The Government are clear, however, that our courts and legal system must not be used by those seeking to silence investigations in the public interest. We are committed therefore to bringing forward legislation to tackling strategic lawsuits against public participation (SLAPPs). This will include a statutory definition of SLAPPs, an early dismissal process, and costs protection for SLAPPs cases. The Government have committed to primary legislation to make these reforms a reality as soon as parliamentary time allows. These changes will help to uphold our fundamental liberties of free speech and a free press, end the abuse of our courts, and defend those who bravely speak out in the public interest.
As a result of the review the Government are committed to further targeted changes to the process for issuing legal fees licences that safeguard the sanctions regime against the risk of manipulation and ensure that Ministers are accountable for OFSI decision-making.
Our approach to date reflects the fact that the right to legal representation is a fundamental one and it is therefore important that designated persons are still able to access legal representation. However, in this context, it is the Government’s view that in most cases, the use of frozen funds for payment of legal professional fees for defamation cases is not an appropriate use of funds, and in many cases will be against the public interest. While still reviewing each individual application on a case-by-case basis (for both appropriateness and compliance with the right to a fair hearing), OFSI will, in future, take a presumption that legal fees relating to defamation and similar cases will be rejected. The Russian and Belarussian legal services general licence will also be amended so that it no longer authorises legal fees for defamation and similar cases. Any person or entity that acts without a specific licence where the activity is not covered by the general licence, will be in breach of financial sanctions and liable for a monetary penalty or, if egregious enough, criminal prosecution.

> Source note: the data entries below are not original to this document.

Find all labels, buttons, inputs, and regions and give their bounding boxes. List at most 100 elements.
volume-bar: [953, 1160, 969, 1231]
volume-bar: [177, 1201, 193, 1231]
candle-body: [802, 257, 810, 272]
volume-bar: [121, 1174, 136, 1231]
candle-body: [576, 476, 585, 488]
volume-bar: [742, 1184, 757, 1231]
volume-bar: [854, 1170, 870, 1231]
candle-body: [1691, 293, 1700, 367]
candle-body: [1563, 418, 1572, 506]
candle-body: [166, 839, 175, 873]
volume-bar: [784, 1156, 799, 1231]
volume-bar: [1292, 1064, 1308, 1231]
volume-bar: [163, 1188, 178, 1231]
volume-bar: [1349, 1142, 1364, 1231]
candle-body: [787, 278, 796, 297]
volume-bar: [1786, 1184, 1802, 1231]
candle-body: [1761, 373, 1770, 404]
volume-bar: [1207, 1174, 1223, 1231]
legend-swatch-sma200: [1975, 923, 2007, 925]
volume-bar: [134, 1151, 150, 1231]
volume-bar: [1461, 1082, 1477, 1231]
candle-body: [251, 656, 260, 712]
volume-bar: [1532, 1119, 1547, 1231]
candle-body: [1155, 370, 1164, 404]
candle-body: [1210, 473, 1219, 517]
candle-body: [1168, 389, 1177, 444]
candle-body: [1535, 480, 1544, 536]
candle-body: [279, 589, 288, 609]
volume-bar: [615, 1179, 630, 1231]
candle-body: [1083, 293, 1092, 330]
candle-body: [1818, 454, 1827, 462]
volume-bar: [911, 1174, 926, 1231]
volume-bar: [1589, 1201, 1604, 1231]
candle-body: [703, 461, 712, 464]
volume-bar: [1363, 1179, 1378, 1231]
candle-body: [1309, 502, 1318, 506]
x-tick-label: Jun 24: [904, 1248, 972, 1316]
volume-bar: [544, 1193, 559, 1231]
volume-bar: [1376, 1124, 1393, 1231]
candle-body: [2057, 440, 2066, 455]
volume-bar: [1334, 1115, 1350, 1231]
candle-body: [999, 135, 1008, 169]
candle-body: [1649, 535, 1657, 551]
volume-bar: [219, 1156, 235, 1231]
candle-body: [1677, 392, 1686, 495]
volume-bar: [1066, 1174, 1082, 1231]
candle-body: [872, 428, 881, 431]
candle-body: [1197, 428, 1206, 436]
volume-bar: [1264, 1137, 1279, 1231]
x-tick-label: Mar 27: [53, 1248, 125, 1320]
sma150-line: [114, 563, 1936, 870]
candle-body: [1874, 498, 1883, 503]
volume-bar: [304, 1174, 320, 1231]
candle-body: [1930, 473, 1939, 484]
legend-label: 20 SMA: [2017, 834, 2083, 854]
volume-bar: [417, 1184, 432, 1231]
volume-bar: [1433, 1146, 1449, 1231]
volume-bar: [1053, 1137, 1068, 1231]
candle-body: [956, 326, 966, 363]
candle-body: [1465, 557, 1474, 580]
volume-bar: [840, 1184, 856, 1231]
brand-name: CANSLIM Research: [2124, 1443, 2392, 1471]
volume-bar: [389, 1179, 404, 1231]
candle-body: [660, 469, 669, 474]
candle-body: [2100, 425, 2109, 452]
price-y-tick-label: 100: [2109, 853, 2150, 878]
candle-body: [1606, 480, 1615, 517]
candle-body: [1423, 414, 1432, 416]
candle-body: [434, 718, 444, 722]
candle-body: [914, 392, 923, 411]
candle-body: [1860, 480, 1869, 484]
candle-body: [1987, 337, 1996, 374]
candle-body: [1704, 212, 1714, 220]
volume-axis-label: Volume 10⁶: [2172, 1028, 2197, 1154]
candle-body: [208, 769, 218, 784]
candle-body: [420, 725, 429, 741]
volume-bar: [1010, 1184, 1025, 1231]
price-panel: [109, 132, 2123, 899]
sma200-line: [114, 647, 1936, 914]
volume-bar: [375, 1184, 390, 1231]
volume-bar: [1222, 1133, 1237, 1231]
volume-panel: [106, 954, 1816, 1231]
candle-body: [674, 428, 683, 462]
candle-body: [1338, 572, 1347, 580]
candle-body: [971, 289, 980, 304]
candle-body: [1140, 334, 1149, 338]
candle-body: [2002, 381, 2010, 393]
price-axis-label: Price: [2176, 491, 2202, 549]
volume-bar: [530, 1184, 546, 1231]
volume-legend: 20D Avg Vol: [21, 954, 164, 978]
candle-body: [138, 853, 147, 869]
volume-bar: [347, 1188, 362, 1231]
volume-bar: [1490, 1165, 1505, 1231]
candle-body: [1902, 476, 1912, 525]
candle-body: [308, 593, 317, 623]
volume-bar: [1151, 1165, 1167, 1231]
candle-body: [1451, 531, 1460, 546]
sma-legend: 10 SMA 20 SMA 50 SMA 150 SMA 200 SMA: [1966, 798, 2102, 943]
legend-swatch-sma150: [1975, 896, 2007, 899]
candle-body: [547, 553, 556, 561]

To strengthen the decision-making framework for specific licence applications in these and other cases, the Government have further updated the delegation framework under which decisions are taken by OFSI rather than Ministers. This framework will support and reinforce scrutiny of licensing decisions by making clear when it is appropriate for Ministers to take these decisions personally, or where officials can take these decisions. A copy of the updated delegation framework will be placed in the Libraries of both Houses.
The UK remains committed to stopping Putin’s unlawful invasion of Ukraine. Sanctions have been, and continue to be, a critical tool to holding those who support Putin’s regime to account. We have taken decisive action to freeze the assets on 23 major Russian banks holding over £960 billion, and with partners immobilised over 60% of Russia’s foreign reserves. The changes I have announced today to the decisions the Government take to sanctions and licences, support our efforts to oppose this barbaric war.